President Barack Obama is also on the publishing gravy train — last year he earned $2.5 million in royalties (though his books have been published). He’s also receiving a $250,000 advance on a book he plans to write post-presidency.

Former Bush adviser Karl Rove also has a book deal with a conservative publisher, though news accounts haven’t specified more than that it’s in the seven-figure range. Ex-Vice President Dick Cheney is also writing a book, though it’s unknown how much he’ll be paid — so is former Bush Treasury Secretary Henry Paulson, and former Bush Attorney General Alberto Gonzales (who, incidentally, has had trouble finding a job at a law firm after his stint in the White House).

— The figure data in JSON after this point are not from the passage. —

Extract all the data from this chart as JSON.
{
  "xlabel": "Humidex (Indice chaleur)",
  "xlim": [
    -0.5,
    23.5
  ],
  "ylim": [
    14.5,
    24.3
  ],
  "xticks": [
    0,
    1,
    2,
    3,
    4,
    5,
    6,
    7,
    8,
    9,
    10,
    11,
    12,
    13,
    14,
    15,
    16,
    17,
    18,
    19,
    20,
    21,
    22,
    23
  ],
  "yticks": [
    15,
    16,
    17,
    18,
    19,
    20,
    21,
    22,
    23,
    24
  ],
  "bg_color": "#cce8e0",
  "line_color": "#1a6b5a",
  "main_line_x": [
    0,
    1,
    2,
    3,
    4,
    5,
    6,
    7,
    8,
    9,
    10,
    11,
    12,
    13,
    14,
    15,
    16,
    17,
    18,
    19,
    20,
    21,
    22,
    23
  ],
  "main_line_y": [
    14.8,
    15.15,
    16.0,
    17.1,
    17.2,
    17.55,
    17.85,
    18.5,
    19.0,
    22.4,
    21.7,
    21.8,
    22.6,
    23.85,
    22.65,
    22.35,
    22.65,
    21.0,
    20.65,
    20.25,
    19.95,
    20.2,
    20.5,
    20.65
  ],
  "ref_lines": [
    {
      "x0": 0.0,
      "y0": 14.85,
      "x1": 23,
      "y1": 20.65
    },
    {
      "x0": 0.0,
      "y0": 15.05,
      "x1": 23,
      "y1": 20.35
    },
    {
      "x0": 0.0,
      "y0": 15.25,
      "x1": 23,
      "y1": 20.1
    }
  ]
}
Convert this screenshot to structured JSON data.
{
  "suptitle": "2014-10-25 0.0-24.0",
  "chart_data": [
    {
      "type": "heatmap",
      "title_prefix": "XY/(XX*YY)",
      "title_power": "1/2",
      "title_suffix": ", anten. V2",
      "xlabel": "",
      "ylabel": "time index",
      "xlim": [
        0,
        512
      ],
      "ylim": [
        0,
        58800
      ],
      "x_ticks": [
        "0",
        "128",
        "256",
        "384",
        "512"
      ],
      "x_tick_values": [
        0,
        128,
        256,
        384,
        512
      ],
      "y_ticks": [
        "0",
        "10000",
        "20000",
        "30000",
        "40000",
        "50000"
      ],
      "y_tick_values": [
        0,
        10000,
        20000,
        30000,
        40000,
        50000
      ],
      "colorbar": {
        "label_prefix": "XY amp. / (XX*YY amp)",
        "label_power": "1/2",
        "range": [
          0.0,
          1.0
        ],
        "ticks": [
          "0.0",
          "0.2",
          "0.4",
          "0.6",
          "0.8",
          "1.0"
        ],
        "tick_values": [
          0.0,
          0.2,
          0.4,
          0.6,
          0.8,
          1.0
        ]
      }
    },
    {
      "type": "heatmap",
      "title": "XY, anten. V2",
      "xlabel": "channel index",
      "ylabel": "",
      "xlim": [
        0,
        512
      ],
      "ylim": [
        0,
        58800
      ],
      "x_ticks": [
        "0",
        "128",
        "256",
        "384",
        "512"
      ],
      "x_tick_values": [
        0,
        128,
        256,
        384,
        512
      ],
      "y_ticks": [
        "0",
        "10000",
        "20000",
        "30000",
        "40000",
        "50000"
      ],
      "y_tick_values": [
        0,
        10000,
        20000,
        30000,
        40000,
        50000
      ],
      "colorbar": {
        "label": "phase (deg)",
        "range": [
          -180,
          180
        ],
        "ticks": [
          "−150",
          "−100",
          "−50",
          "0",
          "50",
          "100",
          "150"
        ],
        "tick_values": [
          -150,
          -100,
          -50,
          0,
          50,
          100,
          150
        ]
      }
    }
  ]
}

Too burnt out to read? You can also buy time with ex-Bush aides.

The rolls of the Washington Speakers’ Bureau include: ex-Secretary of State Colin Powell, ex-Defense Secretary Donald Rumsfeld, ex-Treasury Secretary John Snow, ex-Attorney General Michael Mukasey, ex-Secretary of State Condoleezza Rice, ex-Secretary of Homeland Security Tom Ridge, ex-Bush chief of staff Andy Card, ex-White House press secretary Ari Fleischer, ex-UN ambassador John Bolton and ex-deputy Secretary of State Richard Armitage.

Had enough? A second speaker’s bureau — “Leading Authorities” — offers speaking gigs for a round of second-tier Bush gurus.

Salon notes: “The list of ex-Bush loyalists includes Dan Bartlett (counselor to the president, 2002-2007), Christopher Cox (chairman of the Securities and Exchange Commission, 2005-2009), Ed Gillespie (counselor to the president, 2007-2009), Porter Goss (director of the Central Intelligence Agency, 2005-2006), Stephen Hadley (national security advisor, 2005-2009), Michael Hayden (director of the Central Intelligence Agency, 2006-2009), Keith Hennessey (director of the National Economic Council, 2007-2009), Dana Perino (White House press secretary, 2007-2009) and Margaret Spellings (secretary of education, 2005-2009).”

Last month, a USA Today analysis found that more than one in four Bush aides are now lobbyists preaching to divisions they once worked for or consultants in their area of policy work. For example, Tom Ridge leads his own consulting firm (Ridge Global) on security issues, as does Michael Chertoff (The Chertoff Group).